Abstract
The aim of the study is to create machine learning models for in silico prediction of the permeability of compounds through the blood-brain barrier.
Materials for research, namely the creation of a dataset for training models, were obtained by analyzing the PubMed library (pubmed.ncbi.nlm.nih.gov) in manual mode, using key words («bbb penetration», «in silico bbb test», «Blood Brain Barrier Permeability», «Blood-Brain-Barrier»). The data was entered into the dataset in the form of a specification of the simplified representation of molecules in the input line (SMILES) and classification marks: 1 – penetrates, 0 – does not penetrate. SMILES for the found substances were searched using the PubChem service (pubchem.ncbi.nlm.nih.gov). As research methods,
we used a set of binary classification methods for machine learning (pycaret.org) with the python 3.8 programming language (python.org) in the miniconda package management environment (conda.io). Pipeline programming was carried out using the jupyter notebook package (jupyter.org). Features were
generated in the dataset from SMILES using the RDKit package (rdkit.org).

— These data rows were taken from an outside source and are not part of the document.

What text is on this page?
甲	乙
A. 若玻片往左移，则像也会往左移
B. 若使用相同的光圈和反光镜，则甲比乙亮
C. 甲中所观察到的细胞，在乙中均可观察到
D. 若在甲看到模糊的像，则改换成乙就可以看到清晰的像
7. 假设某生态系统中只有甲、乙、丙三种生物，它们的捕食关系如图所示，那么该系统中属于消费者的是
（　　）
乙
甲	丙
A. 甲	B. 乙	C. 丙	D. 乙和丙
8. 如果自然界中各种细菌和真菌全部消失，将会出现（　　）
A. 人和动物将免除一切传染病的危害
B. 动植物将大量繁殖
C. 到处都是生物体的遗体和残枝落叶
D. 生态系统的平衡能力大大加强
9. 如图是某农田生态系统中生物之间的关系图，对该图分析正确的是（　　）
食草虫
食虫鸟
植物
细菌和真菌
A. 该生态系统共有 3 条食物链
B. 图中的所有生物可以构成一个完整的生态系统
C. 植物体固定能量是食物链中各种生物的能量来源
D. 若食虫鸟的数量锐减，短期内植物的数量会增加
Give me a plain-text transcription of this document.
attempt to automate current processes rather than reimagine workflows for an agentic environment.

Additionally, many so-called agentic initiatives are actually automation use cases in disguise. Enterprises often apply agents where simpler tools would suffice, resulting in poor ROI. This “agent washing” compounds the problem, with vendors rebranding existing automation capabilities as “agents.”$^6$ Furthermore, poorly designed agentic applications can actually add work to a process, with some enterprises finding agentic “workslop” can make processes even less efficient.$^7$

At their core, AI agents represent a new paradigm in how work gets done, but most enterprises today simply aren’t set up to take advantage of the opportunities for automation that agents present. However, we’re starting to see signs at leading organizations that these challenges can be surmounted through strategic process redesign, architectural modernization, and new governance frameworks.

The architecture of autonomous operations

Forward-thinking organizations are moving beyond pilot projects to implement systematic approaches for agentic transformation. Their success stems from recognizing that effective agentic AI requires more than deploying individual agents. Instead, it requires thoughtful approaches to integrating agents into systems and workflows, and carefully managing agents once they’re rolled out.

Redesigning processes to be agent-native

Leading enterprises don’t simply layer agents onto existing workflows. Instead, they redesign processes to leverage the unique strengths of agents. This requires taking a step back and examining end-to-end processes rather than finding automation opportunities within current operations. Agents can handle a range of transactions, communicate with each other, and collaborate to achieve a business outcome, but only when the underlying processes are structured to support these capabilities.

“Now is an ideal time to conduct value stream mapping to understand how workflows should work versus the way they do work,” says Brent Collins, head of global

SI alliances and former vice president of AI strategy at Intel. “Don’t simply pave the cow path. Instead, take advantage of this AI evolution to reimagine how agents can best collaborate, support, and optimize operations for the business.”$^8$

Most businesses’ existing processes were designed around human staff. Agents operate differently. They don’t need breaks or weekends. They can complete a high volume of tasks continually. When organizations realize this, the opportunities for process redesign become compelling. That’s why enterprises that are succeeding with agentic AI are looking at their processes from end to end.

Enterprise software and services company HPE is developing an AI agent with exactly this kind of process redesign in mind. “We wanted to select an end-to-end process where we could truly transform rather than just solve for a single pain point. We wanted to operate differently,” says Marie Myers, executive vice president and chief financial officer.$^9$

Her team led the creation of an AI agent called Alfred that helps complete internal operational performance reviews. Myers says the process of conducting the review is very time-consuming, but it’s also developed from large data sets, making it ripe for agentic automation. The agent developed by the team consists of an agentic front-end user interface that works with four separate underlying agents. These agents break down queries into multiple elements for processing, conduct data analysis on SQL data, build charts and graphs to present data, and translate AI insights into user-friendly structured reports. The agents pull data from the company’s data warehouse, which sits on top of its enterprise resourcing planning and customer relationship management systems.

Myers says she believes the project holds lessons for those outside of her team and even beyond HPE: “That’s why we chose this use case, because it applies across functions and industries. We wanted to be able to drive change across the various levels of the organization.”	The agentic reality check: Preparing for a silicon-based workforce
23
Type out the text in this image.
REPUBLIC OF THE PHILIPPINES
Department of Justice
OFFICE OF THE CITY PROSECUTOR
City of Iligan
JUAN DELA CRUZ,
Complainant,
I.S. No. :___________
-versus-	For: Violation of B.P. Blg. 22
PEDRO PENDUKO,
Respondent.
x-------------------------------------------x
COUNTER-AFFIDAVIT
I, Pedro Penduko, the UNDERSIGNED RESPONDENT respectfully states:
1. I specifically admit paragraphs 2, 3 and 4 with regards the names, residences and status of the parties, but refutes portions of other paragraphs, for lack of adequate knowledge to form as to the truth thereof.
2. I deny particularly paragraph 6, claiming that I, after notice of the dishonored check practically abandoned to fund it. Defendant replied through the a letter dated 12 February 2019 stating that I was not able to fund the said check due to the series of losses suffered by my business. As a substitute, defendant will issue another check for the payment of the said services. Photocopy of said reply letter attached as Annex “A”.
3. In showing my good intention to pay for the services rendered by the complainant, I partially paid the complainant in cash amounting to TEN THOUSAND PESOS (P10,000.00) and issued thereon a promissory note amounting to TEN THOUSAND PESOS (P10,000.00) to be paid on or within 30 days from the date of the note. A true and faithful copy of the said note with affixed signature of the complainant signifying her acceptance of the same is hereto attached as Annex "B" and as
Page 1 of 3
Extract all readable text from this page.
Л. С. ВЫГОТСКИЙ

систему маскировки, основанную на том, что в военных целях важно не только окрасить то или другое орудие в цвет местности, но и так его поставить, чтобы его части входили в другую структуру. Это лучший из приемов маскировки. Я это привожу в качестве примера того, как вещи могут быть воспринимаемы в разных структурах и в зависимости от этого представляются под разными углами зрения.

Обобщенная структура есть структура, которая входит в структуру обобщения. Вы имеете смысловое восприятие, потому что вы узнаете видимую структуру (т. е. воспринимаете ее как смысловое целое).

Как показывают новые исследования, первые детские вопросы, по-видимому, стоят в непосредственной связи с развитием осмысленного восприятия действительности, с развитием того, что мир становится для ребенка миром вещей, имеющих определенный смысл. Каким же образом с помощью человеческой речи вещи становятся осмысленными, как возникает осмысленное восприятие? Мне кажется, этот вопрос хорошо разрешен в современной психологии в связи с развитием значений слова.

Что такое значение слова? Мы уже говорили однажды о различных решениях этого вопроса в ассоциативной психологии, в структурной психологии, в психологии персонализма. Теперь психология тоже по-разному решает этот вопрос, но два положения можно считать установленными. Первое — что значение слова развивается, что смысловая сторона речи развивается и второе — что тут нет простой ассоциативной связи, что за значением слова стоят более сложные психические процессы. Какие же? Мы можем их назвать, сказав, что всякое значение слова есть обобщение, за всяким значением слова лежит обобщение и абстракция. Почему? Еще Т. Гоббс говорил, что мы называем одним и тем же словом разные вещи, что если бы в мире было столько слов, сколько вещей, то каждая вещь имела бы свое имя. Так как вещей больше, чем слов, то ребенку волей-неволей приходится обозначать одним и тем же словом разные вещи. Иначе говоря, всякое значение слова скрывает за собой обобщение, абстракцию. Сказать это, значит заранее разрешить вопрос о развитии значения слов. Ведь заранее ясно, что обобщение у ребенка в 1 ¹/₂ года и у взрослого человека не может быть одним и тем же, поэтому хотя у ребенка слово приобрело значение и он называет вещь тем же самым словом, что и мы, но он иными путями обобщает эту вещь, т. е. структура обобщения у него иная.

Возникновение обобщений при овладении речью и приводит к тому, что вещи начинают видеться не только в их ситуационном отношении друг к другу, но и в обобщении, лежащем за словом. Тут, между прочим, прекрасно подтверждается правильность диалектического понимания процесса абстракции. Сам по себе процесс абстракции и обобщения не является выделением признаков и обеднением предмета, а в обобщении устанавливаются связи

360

As a result of the research machine learning models were created for in silico prediction of the permeability of compounds across the blood-brain barrier. According to the AUC criterion, the most promising were the models – Random Forest Classifier, Light Gradient Boosting Machine, Extra Trees Classifier. The
use of the developed models in the «ExpSys Nasalia» expert system makes it possible to predict the choice of excipients in the development of cerebroprotective nasal agents. In silico prediction will enable researchers at the stage of pharmaceutical development of new intranasal dosage forms, to more efficiently select auxiliary ingredients, for example, add adsorption enhancers to the formulation. The created models are placed on the webserver of the «ExpSys Nasalia» expert system (nasalia.zsmu.zp.ua) in the calculations section.